A realistic illusion
Salvador Dali was born on May 11th 1904 in Figueras, Catalonia. Son of a notary, Dali had, since a very young age, a strange and violent behavior towards himself and animals. However, he was very talented at painting and drawing. This talent drove his parents to send him to an old family friend named Ramón Pitchot. A few years later, Dali went back home and studied at the San Fernando Academy from which he was expelled for rebellious behavior, upon which he went back home but was soon sent to the civil war where he assisted the infantry. He stayed there for only one month because he was suspected of wanting to join the rebellion which was spreading in the country at the time. Since there was no proof to accuse Salvador Dali, he was set free and went back to the Mediterranean coastlines. En 1927, he travelled to Paris where he met Pablo Picasso and was introduced to the Surrealistic Circle with Joan Miró and André Breton.

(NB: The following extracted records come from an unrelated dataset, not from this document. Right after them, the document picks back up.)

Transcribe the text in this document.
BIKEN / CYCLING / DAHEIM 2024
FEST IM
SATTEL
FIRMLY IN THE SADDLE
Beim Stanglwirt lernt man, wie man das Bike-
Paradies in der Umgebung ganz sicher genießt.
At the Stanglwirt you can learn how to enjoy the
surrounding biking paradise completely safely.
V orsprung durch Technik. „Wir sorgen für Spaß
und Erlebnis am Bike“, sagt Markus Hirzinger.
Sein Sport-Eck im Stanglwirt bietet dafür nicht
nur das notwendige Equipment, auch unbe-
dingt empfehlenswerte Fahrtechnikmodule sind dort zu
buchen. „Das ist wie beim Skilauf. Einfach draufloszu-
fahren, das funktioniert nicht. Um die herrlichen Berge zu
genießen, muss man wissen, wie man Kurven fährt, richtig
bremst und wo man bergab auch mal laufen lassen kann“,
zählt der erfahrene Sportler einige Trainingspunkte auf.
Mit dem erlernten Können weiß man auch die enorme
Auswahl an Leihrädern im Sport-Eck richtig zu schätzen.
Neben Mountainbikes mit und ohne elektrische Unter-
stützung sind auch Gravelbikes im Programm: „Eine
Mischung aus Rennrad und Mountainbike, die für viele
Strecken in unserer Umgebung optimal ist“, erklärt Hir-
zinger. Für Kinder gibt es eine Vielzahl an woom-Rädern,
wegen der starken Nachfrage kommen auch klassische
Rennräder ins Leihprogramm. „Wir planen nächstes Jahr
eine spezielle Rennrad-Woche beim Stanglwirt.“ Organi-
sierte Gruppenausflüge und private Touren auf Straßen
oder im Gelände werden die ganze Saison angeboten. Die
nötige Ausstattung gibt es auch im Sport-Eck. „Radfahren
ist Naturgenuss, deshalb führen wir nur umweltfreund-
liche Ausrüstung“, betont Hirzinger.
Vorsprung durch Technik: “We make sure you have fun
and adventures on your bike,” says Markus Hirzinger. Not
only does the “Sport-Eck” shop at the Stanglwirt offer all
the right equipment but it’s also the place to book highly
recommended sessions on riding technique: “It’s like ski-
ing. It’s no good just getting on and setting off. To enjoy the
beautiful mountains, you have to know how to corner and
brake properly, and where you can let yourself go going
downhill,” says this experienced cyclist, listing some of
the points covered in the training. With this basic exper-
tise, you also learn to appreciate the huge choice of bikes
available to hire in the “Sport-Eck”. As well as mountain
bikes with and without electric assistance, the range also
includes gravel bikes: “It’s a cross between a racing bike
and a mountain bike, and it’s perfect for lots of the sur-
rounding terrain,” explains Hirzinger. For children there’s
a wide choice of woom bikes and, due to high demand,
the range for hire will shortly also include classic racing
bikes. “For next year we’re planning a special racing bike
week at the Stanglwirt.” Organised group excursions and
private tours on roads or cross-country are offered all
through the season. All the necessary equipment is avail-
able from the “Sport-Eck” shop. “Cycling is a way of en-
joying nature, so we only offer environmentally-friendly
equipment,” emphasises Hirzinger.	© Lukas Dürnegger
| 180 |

Gala, the poet Paul Eluard's wife, became Dali's source of inspiration and was the center of several of his paintings. In 1934, Breton prompted a break-off between Dali and the Surrealistic Circle. At that point, Dali officially abandoned surrealism. Years later, Dali moved to Italy and was inspired by the Renaissance spirit and Baroque painting. Between 1940 and 1948, Dali and Gala resided in the United States before going back to Port Lligat in Spain. As years went by, Salvador Dali followed a more classic style using religious motifs as models. In 1958, Dali and Gala got married after thirty years of knowing each other. In 1964, Salvador became a distinguished artist in Spain for his overall artwork and in 1973, his hometown of Figueras, opened a museum in his name (the Dali Museum). Dali died on January 13th 1989.
The surrealistic illusion from Salvador Dali is characterized by excess of details which gave a realistic form to Dali's dreamland.